# tips for trim on floor trusses



## jaredashley (Nov 2, 2009)

i built my own house several years ago and was disappointed at how the trim turned out due to the eventual sag of the engineered floor trusses.  i know they are designed with a bow so that they sag down to level when loaded. my trim work eventually looked really short after a couple years. i will be building a new house in the next few months to a year and was wandering if any of you had any ideas on how to deal with this other than waiting to trim the house out for a couple years. thanks for your time and knowledge, i really enjoy reading all the posts here and learn a lot.


----------



## pianoman (Jan 16, 2008)

Hi Jared...I was not aware that there was a design feature allowing for sag. I have trimed many homes with the EFJs and have not heard of this as being a common problem...something I will check into...Who was the manufacturer? Rick


----------



## GeorgeC (Jul 30, 2008)

"IF" the joists are designed to sag after the load is applied then they should sag just as soon as that load is applied. That is there should be no delay.

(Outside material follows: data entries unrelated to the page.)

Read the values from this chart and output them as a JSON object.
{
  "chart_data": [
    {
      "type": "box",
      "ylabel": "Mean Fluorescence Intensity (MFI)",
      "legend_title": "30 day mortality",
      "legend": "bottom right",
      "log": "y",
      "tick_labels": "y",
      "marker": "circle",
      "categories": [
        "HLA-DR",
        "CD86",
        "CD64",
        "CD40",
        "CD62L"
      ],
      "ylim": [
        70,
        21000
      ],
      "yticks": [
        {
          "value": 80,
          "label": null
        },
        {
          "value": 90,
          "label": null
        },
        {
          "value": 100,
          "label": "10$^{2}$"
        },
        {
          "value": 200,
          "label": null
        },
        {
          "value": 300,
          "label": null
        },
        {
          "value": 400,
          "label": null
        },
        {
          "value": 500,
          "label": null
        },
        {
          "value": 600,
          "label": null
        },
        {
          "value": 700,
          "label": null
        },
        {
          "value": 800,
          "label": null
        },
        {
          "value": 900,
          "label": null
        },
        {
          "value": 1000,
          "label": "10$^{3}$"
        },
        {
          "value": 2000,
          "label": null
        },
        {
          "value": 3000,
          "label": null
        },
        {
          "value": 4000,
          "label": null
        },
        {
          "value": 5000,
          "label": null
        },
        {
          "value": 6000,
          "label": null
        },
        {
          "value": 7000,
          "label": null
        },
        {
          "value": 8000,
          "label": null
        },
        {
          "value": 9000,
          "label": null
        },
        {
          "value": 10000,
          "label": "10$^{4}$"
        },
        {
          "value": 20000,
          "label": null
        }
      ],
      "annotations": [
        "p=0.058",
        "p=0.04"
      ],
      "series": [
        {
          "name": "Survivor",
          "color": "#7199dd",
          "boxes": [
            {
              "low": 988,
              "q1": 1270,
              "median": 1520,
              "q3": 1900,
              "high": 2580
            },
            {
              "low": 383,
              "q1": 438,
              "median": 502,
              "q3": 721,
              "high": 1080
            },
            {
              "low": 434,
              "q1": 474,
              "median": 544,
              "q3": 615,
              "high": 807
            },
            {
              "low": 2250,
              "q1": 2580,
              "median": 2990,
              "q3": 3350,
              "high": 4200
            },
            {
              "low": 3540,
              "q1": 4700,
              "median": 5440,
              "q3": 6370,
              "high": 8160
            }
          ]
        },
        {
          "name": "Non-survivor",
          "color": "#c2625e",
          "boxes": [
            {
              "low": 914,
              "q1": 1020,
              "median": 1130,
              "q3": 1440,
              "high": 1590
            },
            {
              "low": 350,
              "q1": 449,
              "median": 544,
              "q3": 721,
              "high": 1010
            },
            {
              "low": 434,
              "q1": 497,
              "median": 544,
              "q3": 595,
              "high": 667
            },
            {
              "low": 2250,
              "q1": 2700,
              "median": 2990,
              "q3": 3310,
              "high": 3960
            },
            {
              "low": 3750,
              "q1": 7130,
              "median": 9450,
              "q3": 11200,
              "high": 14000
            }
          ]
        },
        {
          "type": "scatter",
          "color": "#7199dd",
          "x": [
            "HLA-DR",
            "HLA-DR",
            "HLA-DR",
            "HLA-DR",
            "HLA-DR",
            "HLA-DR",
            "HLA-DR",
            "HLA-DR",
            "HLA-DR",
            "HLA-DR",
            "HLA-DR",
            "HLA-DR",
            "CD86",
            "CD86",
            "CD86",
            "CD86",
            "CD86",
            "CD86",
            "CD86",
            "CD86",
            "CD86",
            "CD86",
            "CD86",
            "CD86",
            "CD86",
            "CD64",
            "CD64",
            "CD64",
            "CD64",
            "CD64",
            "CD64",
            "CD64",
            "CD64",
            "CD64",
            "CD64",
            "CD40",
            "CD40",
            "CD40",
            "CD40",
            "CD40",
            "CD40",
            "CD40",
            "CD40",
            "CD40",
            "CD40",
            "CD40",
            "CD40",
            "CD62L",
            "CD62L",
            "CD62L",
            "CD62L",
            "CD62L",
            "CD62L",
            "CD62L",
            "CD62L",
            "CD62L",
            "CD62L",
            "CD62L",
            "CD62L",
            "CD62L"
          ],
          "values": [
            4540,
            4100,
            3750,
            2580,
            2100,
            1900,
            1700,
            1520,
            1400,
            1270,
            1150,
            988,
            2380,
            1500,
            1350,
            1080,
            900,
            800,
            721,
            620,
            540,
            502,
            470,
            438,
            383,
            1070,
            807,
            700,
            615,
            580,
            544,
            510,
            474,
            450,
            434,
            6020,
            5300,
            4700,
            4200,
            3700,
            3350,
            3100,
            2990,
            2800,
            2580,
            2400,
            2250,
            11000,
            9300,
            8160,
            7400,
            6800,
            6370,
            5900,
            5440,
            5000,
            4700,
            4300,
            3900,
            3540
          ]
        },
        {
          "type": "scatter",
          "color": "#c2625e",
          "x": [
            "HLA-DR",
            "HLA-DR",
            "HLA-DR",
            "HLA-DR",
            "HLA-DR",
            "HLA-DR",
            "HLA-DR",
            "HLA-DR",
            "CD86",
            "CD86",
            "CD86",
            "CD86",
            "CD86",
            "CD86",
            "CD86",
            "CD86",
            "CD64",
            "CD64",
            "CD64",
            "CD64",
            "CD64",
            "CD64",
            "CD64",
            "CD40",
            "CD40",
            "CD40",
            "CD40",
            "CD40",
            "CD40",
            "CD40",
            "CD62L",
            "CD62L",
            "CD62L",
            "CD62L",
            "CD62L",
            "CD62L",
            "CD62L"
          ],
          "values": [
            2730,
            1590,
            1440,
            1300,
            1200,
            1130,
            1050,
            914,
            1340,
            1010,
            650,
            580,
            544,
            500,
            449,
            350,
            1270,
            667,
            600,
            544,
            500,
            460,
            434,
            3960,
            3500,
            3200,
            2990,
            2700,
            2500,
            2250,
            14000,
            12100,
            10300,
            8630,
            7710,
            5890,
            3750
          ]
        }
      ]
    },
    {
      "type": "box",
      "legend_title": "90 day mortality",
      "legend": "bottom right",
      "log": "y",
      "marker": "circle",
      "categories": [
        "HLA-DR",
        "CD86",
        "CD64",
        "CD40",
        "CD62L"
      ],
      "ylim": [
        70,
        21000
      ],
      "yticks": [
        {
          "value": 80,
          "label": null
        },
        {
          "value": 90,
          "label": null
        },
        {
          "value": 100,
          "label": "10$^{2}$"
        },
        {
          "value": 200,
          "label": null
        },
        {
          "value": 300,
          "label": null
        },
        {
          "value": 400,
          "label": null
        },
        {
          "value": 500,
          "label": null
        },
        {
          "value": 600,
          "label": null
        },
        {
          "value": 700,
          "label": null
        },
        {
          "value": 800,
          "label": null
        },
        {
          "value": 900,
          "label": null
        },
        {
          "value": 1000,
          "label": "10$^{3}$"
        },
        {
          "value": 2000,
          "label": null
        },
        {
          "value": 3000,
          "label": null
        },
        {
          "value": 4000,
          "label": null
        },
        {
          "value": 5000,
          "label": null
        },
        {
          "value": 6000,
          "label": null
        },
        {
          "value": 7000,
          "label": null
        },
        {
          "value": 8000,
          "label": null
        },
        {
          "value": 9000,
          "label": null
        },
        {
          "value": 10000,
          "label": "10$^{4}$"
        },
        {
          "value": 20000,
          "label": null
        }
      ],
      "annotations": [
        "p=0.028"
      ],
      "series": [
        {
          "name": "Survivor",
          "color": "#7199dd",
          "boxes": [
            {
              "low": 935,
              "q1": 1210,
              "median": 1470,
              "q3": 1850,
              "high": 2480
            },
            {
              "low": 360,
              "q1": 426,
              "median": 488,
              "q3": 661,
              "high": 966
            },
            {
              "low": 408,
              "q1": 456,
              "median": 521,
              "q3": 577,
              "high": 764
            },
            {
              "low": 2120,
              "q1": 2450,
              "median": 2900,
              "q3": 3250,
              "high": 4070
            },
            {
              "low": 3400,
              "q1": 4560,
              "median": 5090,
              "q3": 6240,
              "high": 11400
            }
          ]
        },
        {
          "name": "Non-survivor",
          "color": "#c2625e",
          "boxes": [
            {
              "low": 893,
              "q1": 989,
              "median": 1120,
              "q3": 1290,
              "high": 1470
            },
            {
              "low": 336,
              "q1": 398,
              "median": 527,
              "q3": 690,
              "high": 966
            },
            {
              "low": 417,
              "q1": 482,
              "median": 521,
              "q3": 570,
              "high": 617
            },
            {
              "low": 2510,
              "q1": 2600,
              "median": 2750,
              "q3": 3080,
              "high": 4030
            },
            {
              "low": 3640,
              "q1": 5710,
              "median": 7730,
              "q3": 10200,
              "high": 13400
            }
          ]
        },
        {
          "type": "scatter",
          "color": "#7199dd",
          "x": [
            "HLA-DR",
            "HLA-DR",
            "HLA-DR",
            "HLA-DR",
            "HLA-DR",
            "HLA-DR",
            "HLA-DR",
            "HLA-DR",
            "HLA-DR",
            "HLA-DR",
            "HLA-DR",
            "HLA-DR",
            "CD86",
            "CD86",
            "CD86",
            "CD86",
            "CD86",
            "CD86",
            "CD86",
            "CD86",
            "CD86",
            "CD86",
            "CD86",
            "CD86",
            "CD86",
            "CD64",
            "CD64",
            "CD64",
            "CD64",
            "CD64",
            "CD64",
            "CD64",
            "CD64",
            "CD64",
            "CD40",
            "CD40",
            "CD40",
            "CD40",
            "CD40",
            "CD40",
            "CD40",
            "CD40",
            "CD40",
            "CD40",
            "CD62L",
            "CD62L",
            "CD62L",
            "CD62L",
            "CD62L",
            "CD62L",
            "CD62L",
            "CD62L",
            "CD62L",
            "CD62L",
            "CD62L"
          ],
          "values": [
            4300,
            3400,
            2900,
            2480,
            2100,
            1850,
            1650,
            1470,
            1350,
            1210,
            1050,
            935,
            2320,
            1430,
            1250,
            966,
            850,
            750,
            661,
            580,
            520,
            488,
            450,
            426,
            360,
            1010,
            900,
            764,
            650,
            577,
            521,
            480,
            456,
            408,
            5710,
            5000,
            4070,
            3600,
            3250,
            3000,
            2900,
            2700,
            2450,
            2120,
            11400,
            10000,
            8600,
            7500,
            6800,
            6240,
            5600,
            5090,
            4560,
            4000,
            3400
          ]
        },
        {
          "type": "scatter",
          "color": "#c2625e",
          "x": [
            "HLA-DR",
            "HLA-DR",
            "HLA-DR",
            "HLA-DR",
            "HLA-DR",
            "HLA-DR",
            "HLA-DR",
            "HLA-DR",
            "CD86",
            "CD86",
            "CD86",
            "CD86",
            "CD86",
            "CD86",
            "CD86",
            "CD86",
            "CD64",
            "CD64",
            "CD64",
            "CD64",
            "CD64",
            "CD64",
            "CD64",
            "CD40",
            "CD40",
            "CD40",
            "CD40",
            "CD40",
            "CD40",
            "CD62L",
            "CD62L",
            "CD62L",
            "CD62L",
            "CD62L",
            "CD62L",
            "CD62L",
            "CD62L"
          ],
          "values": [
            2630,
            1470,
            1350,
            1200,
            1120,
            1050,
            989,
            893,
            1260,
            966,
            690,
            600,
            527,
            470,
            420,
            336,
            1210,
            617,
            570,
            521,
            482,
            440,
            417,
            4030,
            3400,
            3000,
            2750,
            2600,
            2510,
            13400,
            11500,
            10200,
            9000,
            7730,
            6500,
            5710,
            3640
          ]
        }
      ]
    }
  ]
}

I too have never heard of the engineered joists being designed in this manner.

Are you saying that on the wall in the room that the trim is even with the floor in the ends of the wall, but above the floor in the middle? What is happening to the wall? Does the wall not touch the floor in the center? What is the trim that you are talking about? Is it baseboartd, quarter round or what? What is the trim fastened to? Does it also have a gap in the middle?

George


----------



## firehawkmph (Apr 26, 2008)

Jared,
When I built my mom's house in '03, I used TJI's for floor joists. They were 38' long, spanning from outside wall to outside wall. There is a steel beam running perpendicular at the 21' mark. I trimmed it then and haven't noticed any sagging. In fact, Her kitchen, dining room and foyer are all porcelain tiled with 1/2 cement board underneath. 
When I built a house for my friend, we used the floor joists that are built out of 2 x 4 stock with open webs. They span up to 42' and his house is around 13 years old with no sagging problems.
I too would be curious as to what you used and a little more info and pictures on the problems you had.
Mike Hawkins


----------



## jaredashley (Nov 2, 2009)

sounds like i should do some more research with my next flooring system. i am going to find my paperwork on the current trusses, maybe i installed incorrectly. i have a lot of vmatch pine for wall coverings and door openings with vertical casings and jambs. these pieces of trim are all attached to interior walls. in most places there is a gap 1/8 to 3/16 at the bottom of the boards. is it possible that the trim boards shrank that much? i didn't think that was possible but i never checked the moisture content either. none of this is a majore issue, everything is still structurally sound, i am just hoping to improve or avoid the mistake i made when i build my next home.


----------



## TimPa (Jan 27, 2010)

shoe mould


----------



## jaredashley (Nov 2, 2009)

all is good, woke up this morning and figured it out. the trim in question is attached to the center walls in my house. these walls are attached to a "green" 12x12 rough sawn hemlock carrying beam. i think that while this beam is drying and shrinking the wall is lifting off the floor a little. just posting my issue got me thinking about it more. thanks for all your non-judgemental insight. it is great to have a place to throw ideas and concerns around where no one judges. now that my house is finished looking forward to starting some toys for my daughter.


----------



## jlord (Feb 1, 2010)

Wood will usually contract & expand with the seasons along it's width not usually it's length. If there is a gap at the bottom of your casing around the doors it's probably something else going on & not the casing getting longer & shorter with seasonal movement.


----------